Sweden highlights benefits of gender equality to General Assembly

23 September 2011

Gender equality is not just a basic human right but smart economics, Sweden’s Prime Minister Fredrik Reinfeldt said at the United Nations today, stressing that closing the gap between men and women in employment will have huge beneficial implications for the global economy.

“It would boost American GDP [gross domestic product] by as much as 9 per cent, [the] Euro-zone by 13 per cent and Japanese GDP by 16 per cent,” said Mr. Reinfeldt in his address to the third day of the General Assembly’s annual general debate.

An estimated 3.5 billion women and girls are denied their socio-economic rights across the world yet they perform 66 per cent of the work and produce 50 per cent of the food, according to Mr. Reinfeldt.

Increased gender equality is an investment for the future, he noted. Evidence from a range of countries showed that when women take greater control of household income, more money was spent on children’s needs including food, health and education.

When women played a role in society by shaping institutions and being active in politics and business, there were improvements in the public good and less corruption.

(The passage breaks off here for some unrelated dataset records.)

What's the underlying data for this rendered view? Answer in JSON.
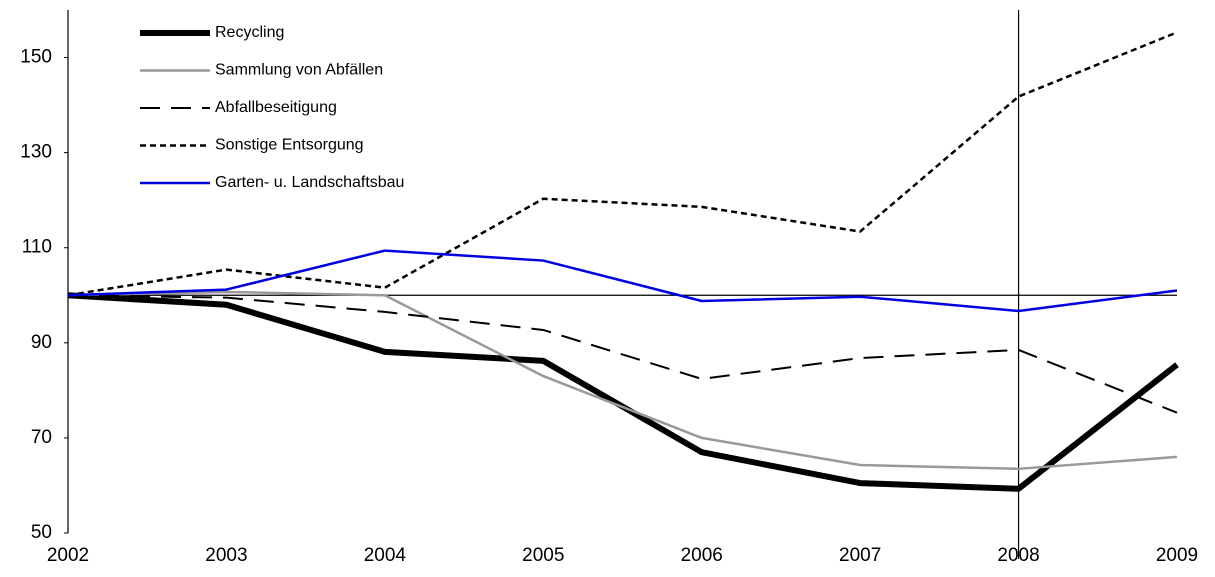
{
  "chart_data": {
    "type": "line",
    "categories": [
      "2002",
      "2003",
      "2004",
      "2005",
      "2006",
      "2007",
      "2008",
      "2009"
    ],
    "series": [
      {
        "name": "Recycling",
        "color": "#000000",
        "width": 6,
        "dash": "none",
        "values": [
          100,
          98,
          88.1,
          86.2,
          67,
          60.5,
          59.3,
          85.4
        ]
      },
      {
        "name": "Sammlung von Abfällen",
        "color": "#999999",
        "width": 2.5,
        "dash": "none",
        "values": [
          100,
          100.7,
          100,
          83,
          70,
          64.3,
          63.5,
          66
        ]
      },
      {
        "name": "Abfallbeseitigung",
        "color": "#000000",
        "width": 2,
        "dash": "20,11",
        "values": [
          100,
          99.5,
          96.5,
          92.7,
          82.4,
          86.8,
          88.5,
          75.3
        ]
      },
      {
        "name": "Sonstige Entsorgung",
        "color": "#000000",
        "width": 2.5,
        "dash": "6,4",
        "values": [
          100,
          105.4,
          101.6,
          120.3,
          118.6,
          113.4,
          141.8,
          155.3
        ]
      },
      {
        "name": "Garten- u. Landschaftsbau",
        "color": "#0000e0",
        "width": 2.5,
        "dash": "none",
        "values": [
          100,
          101.2,
          109.4,
          107.3,
          98.8,
          99.7,
          96.7,
          101
        ]
      }
    ],
    "ylim": [
      50,
      160
    ],
    "yticks": [
      50,
      70,
      90,
      110,
      130,
      150
    ],
    "hline": 100,
    "vline": "2008",
    "legend": "upper left"
  }
}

“In short, I see gender equality not as a crucial human rights issue, but also a question of smart economics.

“I would urge all representatives sitting in this room: Imagine what it would mean in terms of economic growth for your countries if women were allowed to fully participate in society.”

The Swedish leader also stressed that the UN must play a leading role in embracing and maintaining the emerging progress towards democracy and freedom of expression in parts of the world where civil liberties have been suppressed.